NFA Seeks Comment on Possible Capital Requirements for CPOs and CTAs and Additional Customer Protection Measures


The National Futures Association (“NFA”) issued Notice to Members I-14-03 seeking comment from its Member CPOs and CTAs as it considers (a) possible means of ensuring that each CPO or CTA has sufficient assets to operate as a going concern and (b) ways to strengthen the regulatory structure governing CPO operations to provide greater protection for customer funds.  This article provides summary highlights of the Notice.

CPO/CTA Capital Requirement

NFA is seeking input from its CPO and CTA Members on the concept of imposing capital requirements on CPOs and CTAs.  The Notice lists specific topics for comment in the following areas: (a) whether or not to impose a capital requirement, the appropriate amount of such a requirement, and the need for any related financial reporting and (b) alternative means of ensuring sufficient funds for ongoing CPO/CTA operation.

Additional Customer Protection Measures

The Notice requests comment on the following additional customer protection measures that are currently under consideration as a means of addressing improper use of pool funds by CPOs:

  • Independent third party authorization for disbursement of pool funds
  • NAV valuation and monthly or quarterly reporting
  • Independent preparation/verification of performance results
  • Verification of pool assets through periodic reporting to NFA by entities holding pool assets

The Notice also seeks comment on the appropriateness of maintaining memberships for CPOs and CTAs that do not engage in any commodity interest trading.

Comment Deadline

Comments in response to the Notice are due no later than April 15, 2014.

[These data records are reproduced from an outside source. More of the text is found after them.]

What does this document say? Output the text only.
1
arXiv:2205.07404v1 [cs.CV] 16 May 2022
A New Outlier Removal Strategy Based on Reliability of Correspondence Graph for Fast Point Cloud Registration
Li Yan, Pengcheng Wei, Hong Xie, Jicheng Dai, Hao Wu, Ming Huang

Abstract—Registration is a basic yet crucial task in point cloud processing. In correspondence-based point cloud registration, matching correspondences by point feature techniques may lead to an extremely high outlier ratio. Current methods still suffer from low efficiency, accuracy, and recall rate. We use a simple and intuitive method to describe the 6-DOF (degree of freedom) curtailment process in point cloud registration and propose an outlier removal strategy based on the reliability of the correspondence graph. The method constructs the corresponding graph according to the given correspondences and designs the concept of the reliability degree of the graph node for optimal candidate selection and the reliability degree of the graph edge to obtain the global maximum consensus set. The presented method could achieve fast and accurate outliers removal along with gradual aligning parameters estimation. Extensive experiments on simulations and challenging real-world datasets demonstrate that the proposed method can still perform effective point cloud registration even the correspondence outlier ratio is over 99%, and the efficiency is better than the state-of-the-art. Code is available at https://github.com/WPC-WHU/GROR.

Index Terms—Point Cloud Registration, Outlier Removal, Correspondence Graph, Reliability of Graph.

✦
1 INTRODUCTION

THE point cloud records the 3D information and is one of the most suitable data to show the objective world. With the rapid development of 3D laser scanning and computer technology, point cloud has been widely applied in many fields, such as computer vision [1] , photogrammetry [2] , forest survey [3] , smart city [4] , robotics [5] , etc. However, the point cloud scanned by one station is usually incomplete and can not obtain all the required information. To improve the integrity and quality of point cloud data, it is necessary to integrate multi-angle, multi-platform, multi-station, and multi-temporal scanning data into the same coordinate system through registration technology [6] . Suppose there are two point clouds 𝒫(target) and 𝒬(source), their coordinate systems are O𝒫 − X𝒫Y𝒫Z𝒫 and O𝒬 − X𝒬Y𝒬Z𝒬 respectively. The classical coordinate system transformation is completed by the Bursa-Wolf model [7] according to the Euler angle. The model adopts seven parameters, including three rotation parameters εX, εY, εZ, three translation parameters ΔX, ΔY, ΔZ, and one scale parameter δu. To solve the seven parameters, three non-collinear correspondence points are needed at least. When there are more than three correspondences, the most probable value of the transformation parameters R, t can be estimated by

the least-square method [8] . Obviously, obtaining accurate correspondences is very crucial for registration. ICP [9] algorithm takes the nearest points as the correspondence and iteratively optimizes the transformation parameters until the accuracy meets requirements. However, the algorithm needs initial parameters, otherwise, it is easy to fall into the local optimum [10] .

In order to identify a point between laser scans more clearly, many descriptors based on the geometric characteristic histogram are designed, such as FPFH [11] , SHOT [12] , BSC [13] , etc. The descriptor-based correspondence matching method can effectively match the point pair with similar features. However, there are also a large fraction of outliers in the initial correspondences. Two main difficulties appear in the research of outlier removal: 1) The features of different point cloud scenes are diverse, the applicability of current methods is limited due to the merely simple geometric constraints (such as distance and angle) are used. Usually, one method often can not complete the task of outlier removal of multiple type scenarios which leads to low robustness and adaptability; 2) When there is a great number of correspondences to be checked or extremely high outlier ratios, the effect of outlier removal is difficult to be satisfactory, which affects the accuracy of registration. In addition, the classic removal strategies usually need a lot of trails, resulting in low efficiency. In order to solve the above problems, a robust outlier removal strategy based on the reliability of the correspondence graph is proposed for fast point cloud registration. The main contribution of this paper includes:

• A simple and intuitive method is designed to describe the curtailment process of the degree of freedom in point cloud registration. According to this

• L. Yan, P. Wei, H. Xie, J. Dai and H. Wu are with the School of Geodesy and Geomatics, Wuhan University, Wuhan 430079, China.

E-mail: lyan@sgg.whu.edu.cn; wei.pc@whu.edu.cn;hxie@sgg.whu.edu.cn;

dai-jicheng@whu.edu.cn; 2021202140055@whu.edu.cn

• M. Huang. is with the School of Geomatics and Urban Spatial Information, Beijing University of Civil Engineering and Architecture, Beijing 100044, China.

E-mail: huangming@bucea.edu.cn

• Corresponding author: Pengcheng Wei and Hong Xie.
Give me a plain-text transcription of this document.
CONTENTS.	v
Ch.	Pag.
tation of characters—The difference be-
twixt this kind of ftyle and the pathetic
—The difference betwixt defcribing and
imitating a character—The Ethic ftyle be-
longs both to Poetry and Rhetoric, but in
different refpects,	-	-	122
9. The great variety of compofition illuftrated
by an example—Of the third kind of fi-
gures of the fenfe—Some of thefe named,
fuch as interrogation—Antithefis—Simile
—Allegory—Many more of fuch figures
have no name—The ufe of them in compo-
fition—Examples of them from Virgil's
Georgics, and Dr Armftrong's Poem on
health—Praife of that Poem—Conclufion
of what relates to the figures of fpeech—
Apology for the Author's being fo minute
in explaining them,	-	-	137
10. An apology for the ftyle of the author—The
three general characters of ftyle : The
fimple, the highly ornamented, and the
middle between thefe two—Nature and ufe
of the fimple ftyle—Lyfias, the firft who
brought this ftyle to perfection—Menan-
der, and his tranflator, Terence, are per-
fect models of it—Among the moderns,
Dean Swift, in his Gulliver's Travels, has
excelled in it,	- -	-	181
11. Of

IRS Circular 230 Disclosure: To ensure compliance with requirements imposed by the IRS, we inform you that any U.S. tax advice contained in this informational piece (including any attachments) is not intended or written to be used, and may not be used, for the purpose of (i) avoiding penalties under the Internal Revenue Code or (ii) promoting, marketing or recommending to another party any transaction or matter addressed herein.